The compliance program must require special supervision if a particular representative or office has a history of noncompliance, or if there are "red flags" that have (or should have) alerted supervisors to potential problems. In Consolidated Investment Services Inc., the SEC found the firm liable for failing to supervise a registered representative because, among other things, it failed to initiate special supervisory steps despite being aware, when it hired the individual, that there was a pending NASD complaint against him. In such circumstances, the firm must go beyond its normal procedures and respond to the specific circumstance with which they are presented. The firm also must "escalate its response" if indications of illegal conduct continue.
Branch-office managers and other persons in positions of authority must review incoming and outgoing correspondence to detect inappropriate behavior, become aware of customer problems and ensure that letterhead is being used appropriately. This is especially critical for firms concerned with "selling-away" issues.
Finally, the firm must develop a series of "exception reports," which will identify accounts with higher than normal account activity or concentrations, commission trends, early redemptions and other indications of potential improper conduct.
Technology solutions can be designed to support each of these functions.
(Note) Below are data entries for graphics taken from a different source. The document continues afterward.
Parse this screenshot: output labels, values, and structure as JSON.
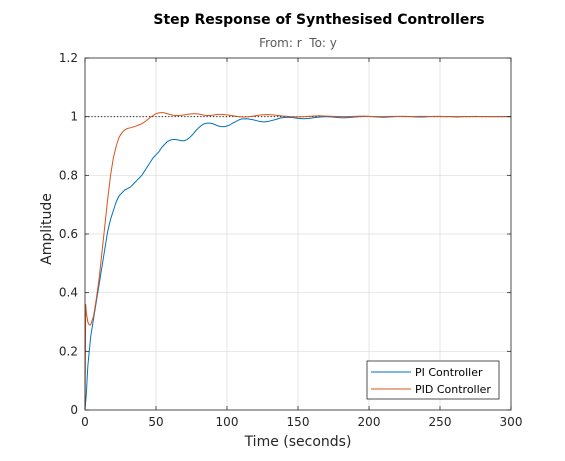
{
  "chart_data": {
    "type": "line",
    "title": "Step Response of Synthesised Controllers",
    "subtitle": "From: r  To: y",
    "xlabel": "Time (seconds)",
    "ylabel": "Amplitude",
    "xlim": [
      0,
      300
    ],
    "ylim": [
      0,
      1.2
    ],
    "xticks": [
      0,
      50,
      100,
      150,
      200,
      250,
      300
    ],
    "yticks": [
      0,
      0.2,
      0.4,
      0.6,
      0.8,
      1,
      1.2
    ],
    "xtick_labels": [
      "0",
      "50",
      "100",
      "150",
      "200",
      "250",
      "300"
    ],
    "ytick_labels": [
      "0",
      "0.2",
      "0.4",
      "0.6",
      "0.8",
      "1",
      "1.2"
    ],
    "grid": true,
    "legend_position": "bottom-right",
    "reference_line": {
      "y": 1,
      "style": "dotted",
      "color": "#000000"
    },
    "series": [
      {
        "name": "PI Controller",
        "color": "#0072BD",
        "x": [
          0,
          1,
          2,
          4,
          6,
          8,
          10,
          12,
          14,
          16,
          18,
          20,
          22,
          24,
          26,
          28,
          30,
          32,
          34,
          36,
          38,
          40,
          42,
          44,
          46,
          48,
          50,
          52,
          54,
          56,
          58,
          60,
          62,
          64,
          66,
          68,
          70,
          72,
          74,
          76,
          78,
          80,
          82,
          84,
          86,
          88,
          90,
          92,
          94,
          96,
          98,
          100,
          102,
          104,
          106,
          108,
          110,
          114,
          118,
          122,
          126,
          130,
          134,
          138,
          142,
          146,
          150,
          154,
          158,
          162,
          166,
          170,
          174,
          178,
          182,
          186,
          190,
          194,
          198,
          202,
          206,
          210,
          214,
          218,
          222,
          226,
          230,
          234,
          238,
          242,
          246,
          250,
          254,
          258,
          262,
          266,
          270,
          275,
          280,
          285,
          290,
          295,
          300
        ],
        "y": [
          0,
          0.06,
          0.15,
          0.25,
          0.31,
          0.37,
          0.43,
          0.49,
          0.55,
          0.61,
          0.65,
          0.68,
          0.71,
          0.73,
          0.74,
          0.75,
          0.755,
          0.76,
          0.77,
          0.78,
          0.79,
          0.8,
          0.815,
          0.83,
          0.845,
          0.86,
          0.87,
          0.88,
          0.895,
          0.905,
          0.915,
          0.92,
          0.922,
          0.922,
          0.92,
          0.918,
          0.918,
          0.922,
          0.93,
          0.94,
          0.952,
          0.962,
          0.97,
          0.976,
          0.978,
          0.978,
          0.976,
          0.972,
          0.968,
          0.966,
          0.966,
          0.968,
          0.972,
          0.978,
          0.983,
          0.988,
          0.992,
          0.993,
          0.99,
          0.985,
          0.982,
          0.985,
          0.99,
          0.996,
          0.998,
          0.997,
          0.994,
          0.993,
          0.994,
          0.997,
          0.999,
          1.0,
          0.999,
          0.997,
          0.996,
          0.997,
          0.999,
          1.0,
          1.001,
          1.0,
          0.999,
          0.998,
          0.999,
          1.0,
          1.001,
          1.001,
          1.0,
          0.999,
          0.999,
          1.0,
          1.001,
          1.001,
          1.0,
          1.0,
          0.999,
          1.0,
          1.0,
          1.001,
          1.0,
          1.0,
          1.0,
          1.0,
          1.0
        ]
      },
      {
        "name": "PID Controller",
        "color": "#D95319",
        "x": [
          0,
          0.5,
          1,
          2,
          3,
          4,
          6,
          8,
          10,
          12,
          14,
          16,
          18,
          20,
          22,
          24,
          26,
          28,
          30,
          32,
          34,
          36,
          38,
          40,
          42,
          44,
          46,
          48,
          50,
          52,
          54,
          56,
          58,
          60,
          62,
          64,
          66,
          68,
          70,
          72,
          74,
          76,
          78,
          80,
          82,
          84,
          86,
          88,
          90,
          92,
          94,
          96,
          98,
          100,
          104,
          108,
          112,
          116,
          120,
          124,
          128,
          132,
          136,
          140,
          145,
          150,
          155,
          160,
          165,
          170,
          175,
          180,
          185,
          190,
          195,
          200,
          205,
          210,
          215,
          220,
          225,
          230,
          235,
          240,
          245,
          250,
          255,
          260,
          265,
          270,
          275,
          280,
          285,
          290,
          295,
          300
        ],
        "y": [
          0,
          0.36,
          0.33,
          0.3,
          0.29,
          0.29,
          0.32,
          0.38,
          0.45,
          0.54,
          0.63,
          0.72,
          0.8,
          0.86,
          0.9,
          0.93,
          0.945,
          0.955,
          0.96,
          0.962,
          0.965,
          0.968,
          0.972,
          0.976,
          0.982,
          0.99,
          0.998,
          1.004,
          1.01,
          1.013,
          1.014,
          1.013,
          1.01,
          1.007,
          1.005,
          1.004,
          1.004,
          1.005,
          1.006,
          1.008,
          1.009,
          1.01,
          1.01,
          1.009,
          1.007,
          1.005,
          1.004,
          1.004,
          1.005,
          1.007,
          1.008,
          1.008,
          1.007,
          1.006,
          1.003,
          1.0,
          0.999,
          1.0,
          1.003,
          1.006,
          1.007,
          1.006,
          1.004,
          1.002,
          1.0,
          0.999,
          1.0,
          1.002,
          1.003,
          1.002,
          1.001,
          1.0,
          1.0,
          1.001,
          1.002,
          1.001,
          1.0,
          1.0,
          1.001,
          1.001,
          1.0,
          1.0,
          1.001,
          1.001,
          1.0,
          1.0,
          1.0,
          1.0,
          1.0,
          1.0,
          1.0,
          1.0,
          1.0,
          1.0,
          1.0,
          1.0
        ]
      }
    ]
  }
}
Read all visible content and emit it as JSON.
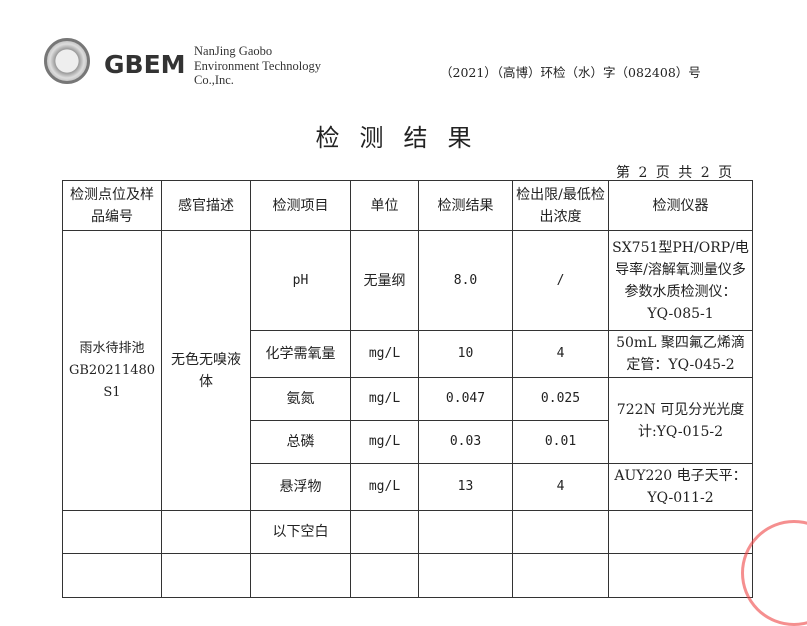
{
  "header": {
    "logo_text": "GBEM",
    "company": [
      "NanJing Gaobo",
      "Environment Technology",
      "Co.,Inc."
    ],
    "doc_number": "（2021）（高博）环检（水）字（082408）号"
  },
  "title": "检测结果",
  "page_info": "第 2 页 共 2 页",
  "table": {
    "columns": [
      "检测点位及样品编号",
      "感官描述",
      "检测项目",
      "单位",
      "检测结果",
      "检出限/最低检出浓度",
      "检测仪器"
    ],
    "location": "雨水待排池 GB20211480 S1",
    "sensory": "无色无嗅液体",
    "rows": [
      {
        "item": "pH",
        "unit": "无量纲",
        "result": "8.0",
        "limit": "/",
        "instrument": "SX751型PH/ORP/电导率/溶解氧测量仪多参数水质检测仪：YQ-085-1"
      },
      {
        "item": "化学需氧量",
        "unit": "mg/L",
        "result": "10",
        "limit": "4",
        "instrument": "50mL 聚四氟乙烯滴定管：YQ-045-2"
      },
      {
        "item": "氨氮",
        "unit": "mg/L",
        "result": "0.047",
        "limit": "0.025",
        "instrument": "722N 可见分光光度计:YQ-015-2"
      },
      {
        "item": "总磷",
        "unit": "mg/L",
        "result": "0.03",
        "limit": "0.01"
      },
      {
        "item": "悬浮物",
        "unit": "mg/L",
        "result": "13",
        "limit": "4",
        "instrument": "AUY220 电子天平：YQ-011-2"
      }
    ],
    "blank_note": "以下空白"
  },
  "colors": {
    "stamp": "#e44444"
  }
}
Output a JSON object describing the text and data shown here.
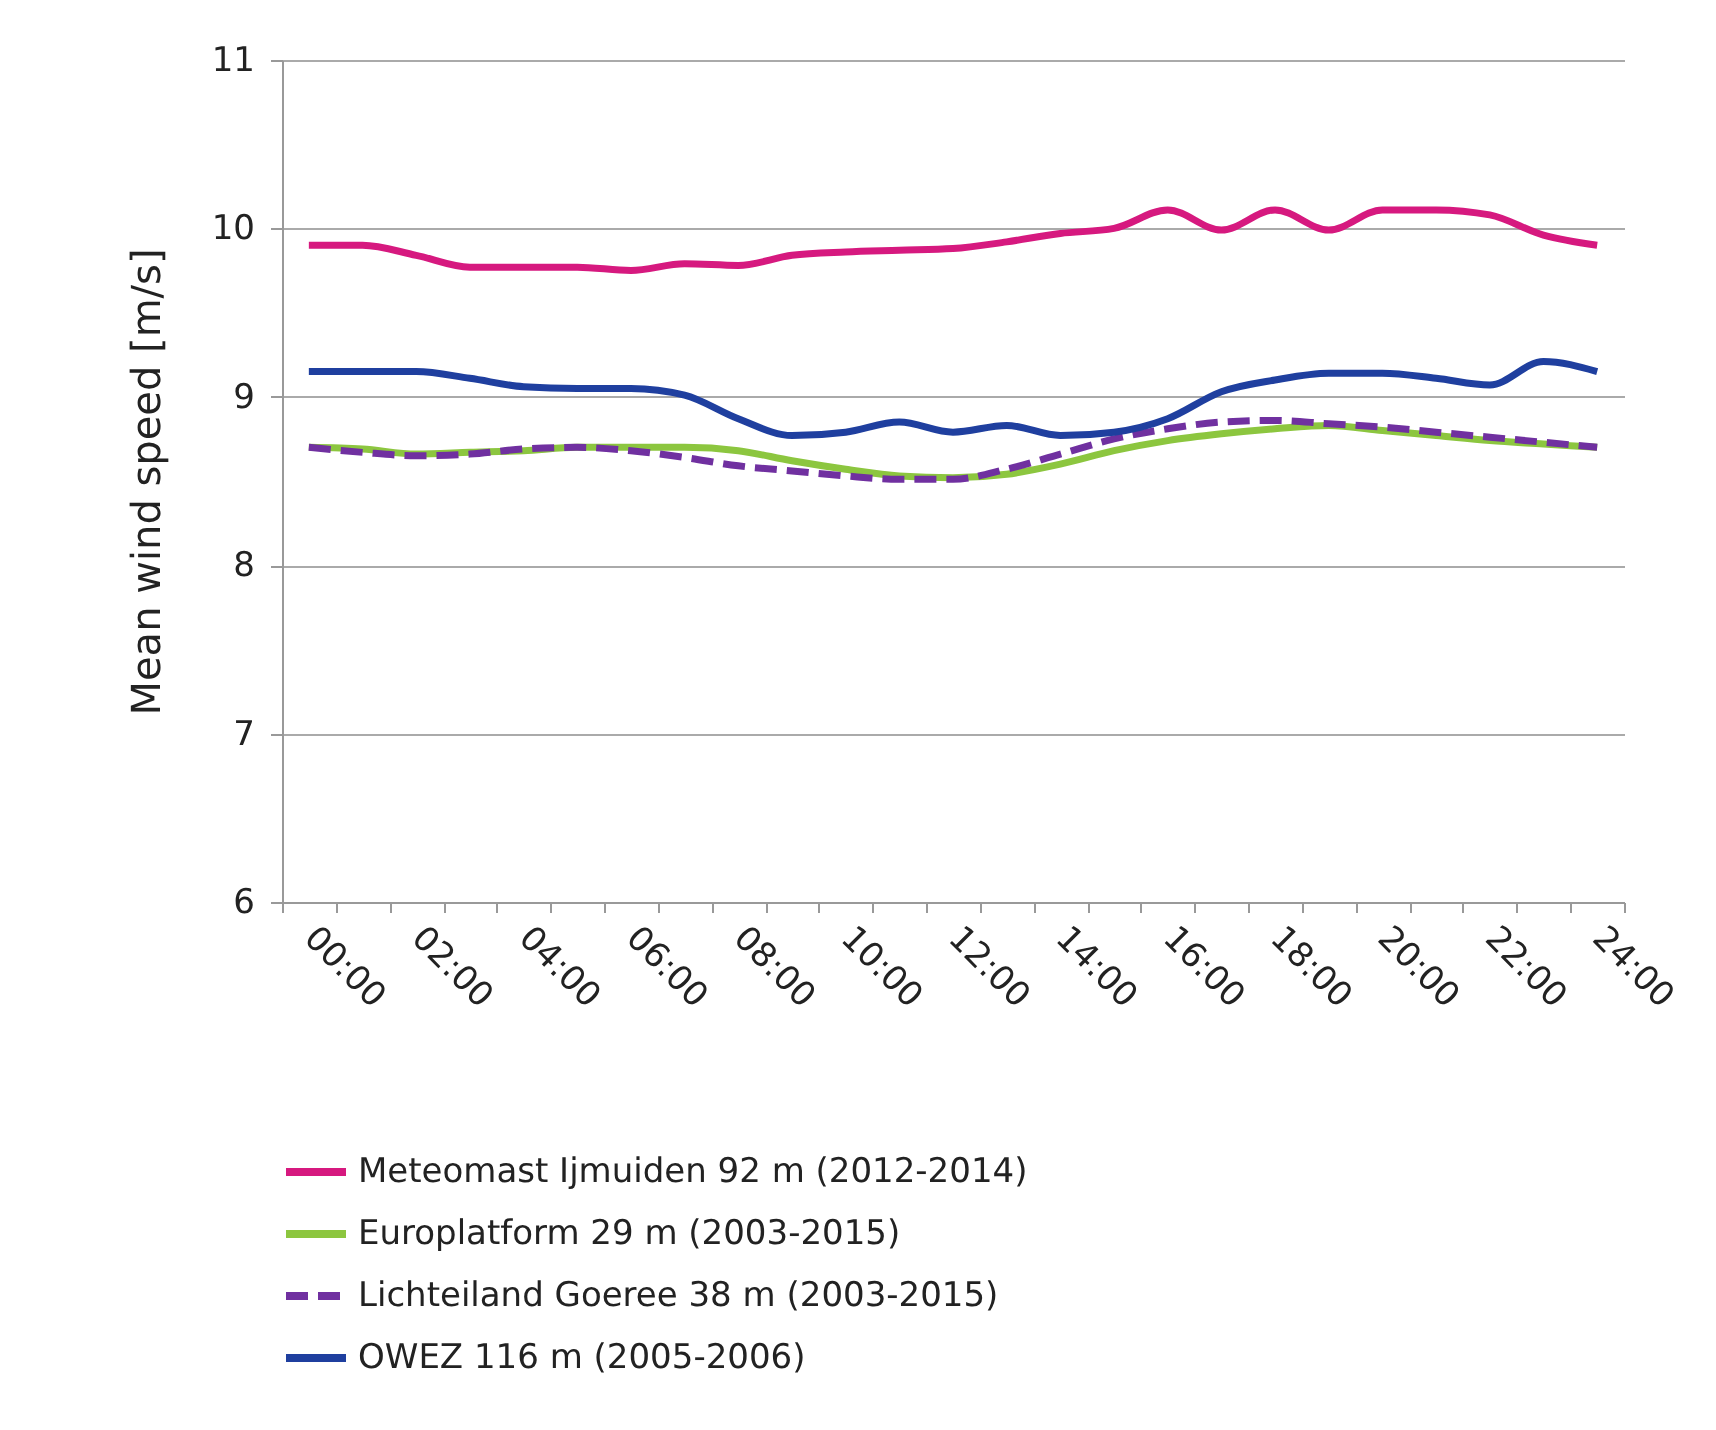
{
  "chart_data": {
    "type": "line",
    "ylabel": "Mean wind speed [m/s]",
    "categories": [
      "00:00",
      null,
      "02:00",
      null,
      "04:00",
      null,
      "06:00",
      null,
      "08:00",
      null,
      "10:00",
      null,
      "12:00",
      null,
      "14:00",
      null,
      "16:00",
      null,
      "18:00",
      null,
      "20:00",
      null,
      "22:00",
      null,
      "24:00"
    ],
    "ylim": [
      6,
      11
    ],
    "yticks": [
      6,
      7,
      8,
      9,
      10,
      11
    ],
    "grid": "y",
    "legend": "bottom",
    "series": [
      {
        "name": "Meteomast Ijmuiden 92 m (2012-2014)",
        "color": "#d6197f",
        "line_style": "solid",
        "values": [
          9.9,
          9.9,
          9.84,
          9.77,
          9.77,
          9.77,
          9.75,
          9.79,
          9.78,
          9.84,
          9.86,
          9.87,
          9.88,
          9.92,
          9.97,
          10.0,
          10.11,
          9.99,
          10.11,
          9.99,
          10.11,
          10.11,
          10.08,
          9.96,
          9.9
        ]
      },
      {
        "name": "Europlatform 29 m (2003-2015)",
        "color": "#8cc63f",
        "line_style": "solid",
        "values": [
          8.7,
          8.69,
          8.66,
          8.67,
          8.68,
          8.7,
          8.7,
          8.7,
          8.68,
          8.62,
          8.57,
          8.53,
          8.52,
          8.54,
          8.6,
          8.68,
          8.74,
          8.78,
          8.81,
          8.83,
          8.8,
          8.77,
          8.74,
          8.72,
          8.7
        ]
      },
      {
        "name": "Lichteiland Goeree 38 m (2003-2015)",
        "color": "#7030a0",
        "line_style": "dashed",
        "values": [
          8.7,
          8.67,
          8.65,
          8.66,
          8.69,
          8.7,
          8.68,
          8.64,
          8.59,
          8.56,
          8.53,
          8.51,
          8.51,
          8.57,
          8.66,
          8.75,
          8.81,
          8.85,
          8.86,
          8.84,
          8.82,
          8.79,
          8.76,
          8.73,
          8.7
        ]
      },
      {
        "name": "OWEZ 116 m (2005-2006)",
        "color": "#1f3f9f",
        "line_style": "solid",
        "values": [
          9.15,
          9.15,
          9.15,
          9.11,
          9.06,
          9.05,
          9.05,
          9.01,
          8.87,
          8.77,
          8.79,
          8.85,
          8.79,
          8.83,
          8.77,
          8.79,
          8.87,
          9.03,
          9.1,
          9.14,
          9.14,
          9.11,
          9.07,
          9.21,
          9.15
        ]
      }
    ]
  }
}
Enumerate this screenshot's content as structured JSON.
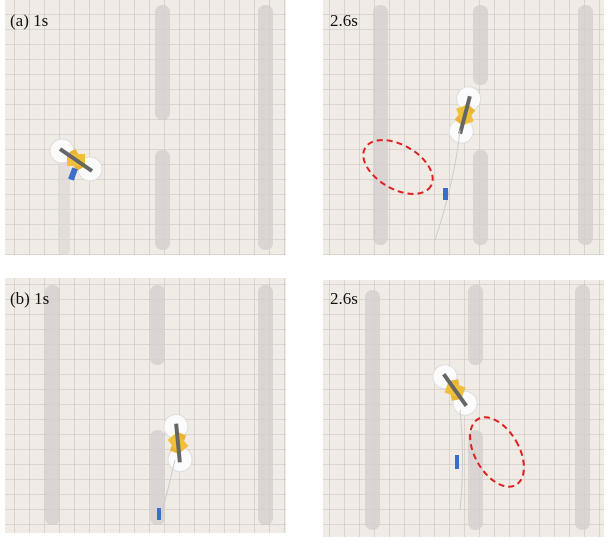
{
  "panels": [
    {
      "label": "(a) 1s"
    },
    {
      "label": "2.6s"
    },
    {
      "label": "(b) 1s"
    },
    {
      "label": "2.6s"
    }
  ]
}
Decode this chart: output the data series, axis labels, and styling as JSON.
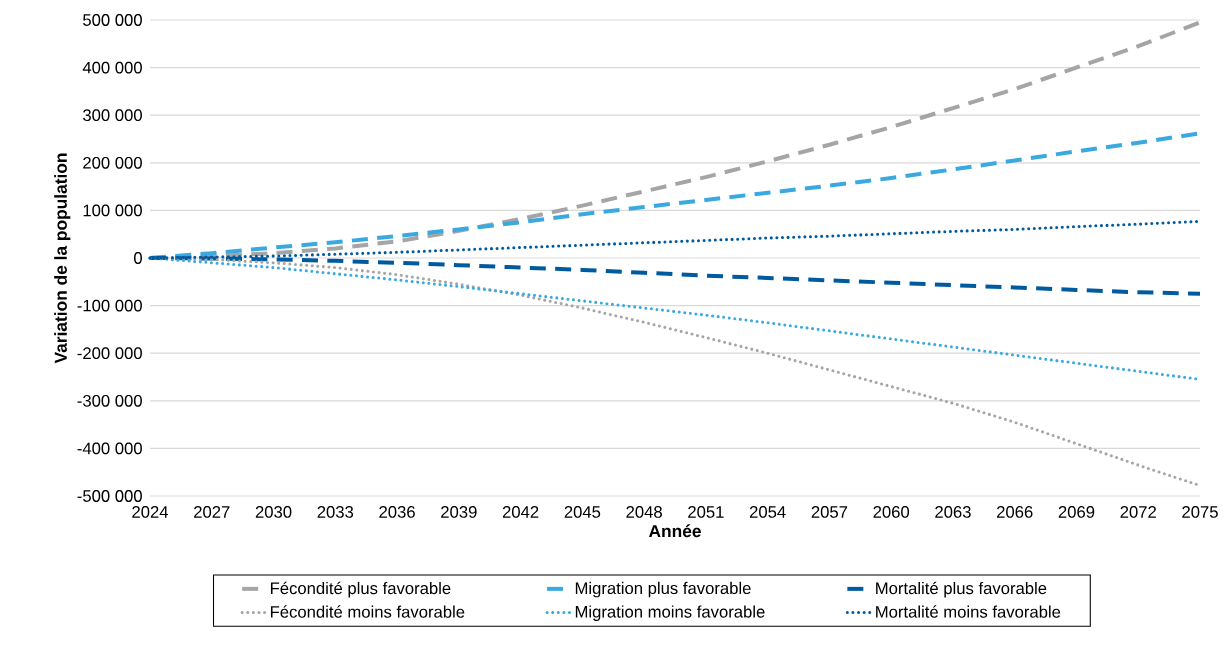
{
  "chart_data": {
    "type": "line",
    "xlabel": "Année",
    "ylabel": "Variation de la population",
    "x": [
      2024,
      2027,
      2030,
      2033,
      2036,
      2039,
      2042,
      2045,
      2048,
      2051,
      2054,
      2057,
      2060,
      2063,
      2066,
      2069,
      2072,
      2075
    ],
    "xlim": [
      2024,
      2075
    ],
    "xticks": [
      2024,
      2027,
      2030,
      2033,
      2036,
      2039,
      2042,
      2045,
      2048,
      2051,
      2054,
      2057,
      2060,
      2063,
      2066,
      2069,
      2072,
      2075
    ],
    "ylim": [
      -500000,
      500000
    ],
    "yticks": [
      {
        "value": -500000,
        "label": "-500 000"
      },
      {
        "value": -400000,
        "label": "-400 000"
      },
      {
        "value": -300000,
        "label": "-300 000"
      },
      {
        "value": -200000,
        "label": "-200 000"
      },
      {
        "value": -100000,
        "label": "-100 000"
      },
      {
        "value": 0,
        "label": "0"
      },
      {
        "value": 100000,
        "label": "100 000"
      },
      {
        "value": 200000,
        "label": "200 000"
      },
      {
        "value": 300000,
        "label": "300 000"
      },
      {
        "value": 400000,
        "label": "400 000"
      },
      {
        "value": 500000,
        "label": "500 000"
      }
    ],
    "grid": "y",
    "legend": "bottom",
    "marker": "none",
    "series": [
      {
        "name": "Fécondité plus favorable",
        "color": "#a5a5a5",
        "line_style": "dashed",
        "values": [
          0,
          4000,
          10000,
          20000,
          35000,
          57000,
          82000,
          110000,
          140000,
          170000,
          203000,
          238000,
          275000,
          315000,
          355000,
          400000,
          445000,
          495000
        ]
      },
      {
        "name": "Migration plus favorable",
        "color": "#3aa9e0",
        "line_style": "dashed",
        "values": [
          0,
          10000,
          22000,
          33000,
          46000,
          60000,
          75000,
          92000,
          107000,
          122000,
          137000,
          152000,
          168000,
          186000,
          205000,
          224000,
          242000,
          262000
        ]
      },
      {
        "name": "Mortalité plus favorable",
        "color": "#005a9e",
        "line_style": "dashed",
        "values": [
          0,
          -1000,
          -3000,
          -6000,
          -10000,
          -15000,
          -20000,
          -25000,
          -31000,
          -37000,
          -42000,
          -47000,
          -52000,
          -57000,
          -62000,
          -67000,
          -72000,
          -75000
        ]
      },
      {
        "name": "Fécondité moins favorable",
        "color": "#a5a5a5",
        "line_style": "dotted",
        "values": [
          0,
          -3000,
          -10000,
          -20000,
          -35000,
          -55000,
          -78000,
          -105000,
          -135000,
          -167000,
          -200000,
          -235000,
          -270000,
          -305000,
          -345000,
          -390000,
          -435000,
          -478000
        ]
      },
      {
        "name": "Migration moins favorable",
        "color": "#3aa9e0",
        "line_style": "dotted",
        "values": [
          0,
          -10000,
          -20000,
          -33000,
          -46000,
          -60000,
          -75000,
          -90000,
          -105000,
          -120000,
          -136000,
          -153000,
          -170000,
          -187000,
          -204000,
          -221000,
          -238000,
          -255000
        ]
      },
      {
        "name": "Mortalité moins favorable",
        "color": "#005a9e",
        "line_style": "dotted",
        "values": [
          0,
          2000,
          4000,
          8000,
          12000,
          17000,
          22000,
          27000,
          32000,
          37000,
          42000,
          46000,
          51000,
          56000,
          60000,
          66000,
          71000,
          77000
        ]
      }
    ]
  }
}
For example, a firm can provide representatives with Internet access and scanner technology (or insist that they obtain it on their own). The firm could require representatives to use this technology to submit customer documentation, such as new account forms and correspondence, electronically.
Firms should be aware of regulatory requirements concerning their creation and maintenance of required books and records. They must ensure that their policies concerning both paper and electronic documents comport with regulations. The firm can design automated filters to review this documentation and identify situations meeting established parameters for direct review by a compliance officer. Accurate and flexible exception reports and other data allow the inspection staff to be better prepared for the inspections. For example, such reports can inform an inspector of SEC trends, patterns among customer complaints and other red flags, which allows the inspection to focus on those areas presenting the greatest risk.
Brokerage firms using diffused-sales organizations should not underestimate the challenges they face as they develop their businesses. With appropriate insight and technological support, those challenges are not insurmountable.